When I was pregnant with my son, I made a list of books I needed to read. I had never had a child before, so I knew I needed to know the ins and outs of my pregnancy, what to expect when the baby actually came out, how did breastfeeding even work, what was my wife’s role in birth, how was I to get the child to sleep, and like, how do I actually birth said child? I referred to that list and read the books diligently—dare I say, obsessively?—so I would be ready. What I know, looking back now, is that I could have used a book syllabus. A book syllabus takes all the loveliness of back to school, of structure, of planning, and makes it approachable. We all have reading lists—towering TBRs, likely—but there’s no real plan, no structure, no intention. That’s the beauty of the book syllabus: it lets us plan our reading lives, set an intention, and pursue goals.
Whether you’re reading during pregnancy, planning a wedding, learning to do woodworking, tackling a health issue, or even just immersing yourself in a new genre, a book syllabus can be a useful tool for approaching your reading life. This allows you to balance fiction with nonfiction, for instance, or gives you a chance to pace your reading over a period of time, which aids in book digestion. If you tend to throw yourself into things obsessively, this is especially useful: hold back the avalanche and take it one book at a time. Here are five tips to help you revel in the beauty of the book syllabus.
Do you love to plan? I do. I start planning my Thanksgiving menu months in advance. Vacation planning is all spreadsheets and ridiculous excitement. Thank goodness for Pinterest so I can keep all my planning at least a little bit organized. But good planning can be an asset in reading as well. Let’s say you’re discovering your love of food writing. Perhaps you read Ruth Reichl’s Delicious and you got bit by the food bug. (Read it. It’s lovely.) Well, you have a million places to start from. Do you go back to Brillat-Savarin, the 18th century French lawyer and politician who gained notoriety as an epicure and gastronome? Is that perhaps a bit too deep a dig into history? Shall we begin with M.F.K. Fisher? But man alive, you will notice this genre has a history of majorly lacking diversity. So that’s something to tackle, especially considering the racial implications of Southern cuisine in America; you’ll want to make sure you look at Edna Lewis’s Taste of Country Cooking and Michael Twitty’s The Cooking Gene.

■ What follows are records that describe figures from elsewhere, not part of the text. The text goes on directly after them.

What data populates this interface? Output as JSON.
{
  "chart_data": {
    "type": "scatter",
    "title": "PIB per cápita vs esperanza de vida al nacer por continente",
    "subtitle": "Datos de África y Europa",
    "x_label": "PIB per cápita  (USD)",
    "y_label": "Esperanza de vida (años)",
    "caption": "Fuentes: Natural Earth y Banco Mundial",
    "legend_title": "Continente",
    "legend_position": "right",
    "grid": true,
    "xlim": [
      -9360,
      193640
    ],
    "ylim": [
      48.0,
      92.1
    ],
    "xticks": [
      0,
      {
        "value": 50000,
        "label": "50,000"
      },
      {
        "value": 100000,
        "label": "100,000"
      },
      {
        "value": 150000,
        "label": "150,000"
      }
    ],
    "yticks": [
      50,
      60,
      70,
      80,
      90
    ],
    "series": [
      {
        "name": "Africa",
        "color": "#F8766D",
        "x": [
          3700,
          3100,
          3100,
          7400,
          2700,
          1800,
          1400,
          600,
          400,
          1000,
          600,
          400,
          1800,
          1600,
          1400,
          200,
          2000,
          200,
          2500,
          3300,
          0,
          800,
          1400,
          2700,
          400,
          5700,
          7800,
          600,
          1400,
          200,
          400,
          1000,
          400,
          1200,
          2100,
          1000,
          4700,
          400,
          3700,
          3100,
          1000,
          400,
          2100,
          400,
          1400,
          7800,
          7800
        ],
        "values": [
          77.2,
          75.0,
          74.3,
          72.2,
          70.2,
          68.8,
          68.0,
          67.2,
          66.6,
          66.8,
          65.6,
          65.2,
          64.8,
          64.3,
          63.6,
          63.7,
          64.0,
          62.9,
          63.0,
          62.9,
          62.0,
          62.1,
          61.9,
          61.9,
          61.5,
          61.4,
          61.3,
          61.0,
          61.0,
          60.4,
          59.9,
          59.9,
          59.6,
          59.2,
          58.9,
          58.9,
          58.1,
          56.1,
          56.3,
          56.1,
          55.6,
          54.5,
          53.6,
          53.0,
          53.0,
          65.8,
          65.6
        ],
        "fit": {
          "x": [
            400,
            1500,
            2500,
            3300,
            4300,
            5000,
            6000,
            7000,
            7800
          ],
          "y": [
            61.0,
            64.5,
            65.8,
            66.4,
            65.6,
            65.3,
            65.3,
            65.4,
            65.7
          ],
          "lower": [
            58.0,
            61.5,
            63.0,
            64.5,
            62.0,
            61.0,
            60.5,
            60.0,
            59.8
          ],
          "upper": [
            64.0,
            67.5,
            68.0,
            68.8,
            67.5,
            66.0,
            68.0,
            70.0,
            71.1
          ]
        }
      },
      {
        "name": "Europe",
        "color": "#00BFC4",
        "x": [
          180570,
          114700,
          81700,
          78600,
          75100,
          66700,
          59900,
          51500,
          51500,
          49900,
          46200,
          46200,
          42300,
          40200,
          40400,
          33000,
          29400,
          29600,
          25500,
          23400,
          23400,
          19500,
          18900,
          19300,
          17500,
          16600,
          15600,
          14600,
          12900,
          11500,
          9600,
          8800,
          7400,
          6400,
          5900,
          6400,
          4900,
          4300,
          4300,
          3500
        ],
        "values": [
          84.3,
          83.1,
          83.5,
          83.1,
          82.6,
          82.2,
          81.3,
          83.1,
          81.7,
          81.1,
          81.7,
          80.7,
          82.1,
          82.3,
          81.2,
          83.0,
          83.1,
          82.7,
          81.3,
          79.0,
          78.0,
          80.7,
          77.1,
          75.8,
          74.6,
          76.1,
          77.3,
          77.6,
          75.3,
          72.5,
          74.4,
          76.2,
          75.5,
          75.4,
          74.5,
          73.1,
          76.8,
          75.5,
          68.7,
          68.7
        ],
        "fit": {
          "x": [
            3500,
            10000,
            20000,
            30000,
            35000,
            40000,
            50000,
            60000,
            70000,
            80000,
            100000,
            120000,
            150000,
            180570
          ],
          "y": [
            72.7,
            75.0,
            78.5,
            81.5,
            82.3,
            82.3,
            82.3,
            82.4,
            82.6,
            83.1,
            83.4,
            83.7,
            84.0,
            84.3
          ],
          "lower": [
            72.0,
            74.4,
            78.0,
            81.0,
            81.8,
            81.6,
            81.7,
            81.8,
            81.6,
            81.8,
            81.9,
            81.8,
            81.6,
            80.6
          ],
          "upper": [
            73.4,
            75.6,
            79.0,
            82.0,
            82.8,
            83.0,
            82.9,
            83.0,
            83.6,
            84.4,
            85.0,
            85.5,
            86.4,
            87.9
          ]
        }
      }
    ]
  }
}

The beauty of the book syllabus? You can account for all of this. You can plan out where you’ll start in history, what genre (or sub-genre) you’ll focus on. Which brings us to our next point, which is our goals.
When you sit down to a yoga practice, you’ll often be asked to take a moment and set your intention. This is a good idea for your book syllabus too. What do you want to learn here? Do you want a deep dive into fiction? Do you want to learn more about your chosen subject matter? If we use our example of food writing, is your goal to learn about the history of food itself, a microhistory of an ingredient, or to enjoy food memoirs? This is a chance for you to take a moment, before any books pile up in your list, and decide for yourself what you want from your syllabus. This is a chance for you to read with intention.
Okay, Dana, we get it. Blah, blah. We want books! I know, dear reader. I know. And this is the super fun part of a book syllabus. You know what I always loved in school? The book list. I always imagined that being an English professor would be so fun because you get to make a reading list that other people have to follow. But in a book syllabus, you are those people. You get to make the reading list, and then you get to shop for books! Book shopping leads you to more books and new ideas, and you can winnow down your own personal reading list.
You remember the avalanche I spoke of? This is where that thing starts coming down. Just like when I was pregnant with my son, you start realizing the sheer volume of possibilities and how much there is to read. So go back to your objectives, remember your intention, and then make a schedule. This helps you balance your reading life (hey, I love food memoirs, but even I need a break now and then), and it fights that overwhelmed feeling that comes when those books start piling up.
Perhaps the best part of a book syllabus? It’s yours, which means the stakes are low. If you fall behind, if your kid gets sick and your reading life goes off the rails, it’s okay. You’re not being graded, and you’re only accountable to yourself. There’s no way to fail. Isn’t that amazing? You cannot fail at your own book syllabus!
So whatever your intentions are, consider making yourself a quick syllabus. And from there, pat yourself on the back, and happy reading.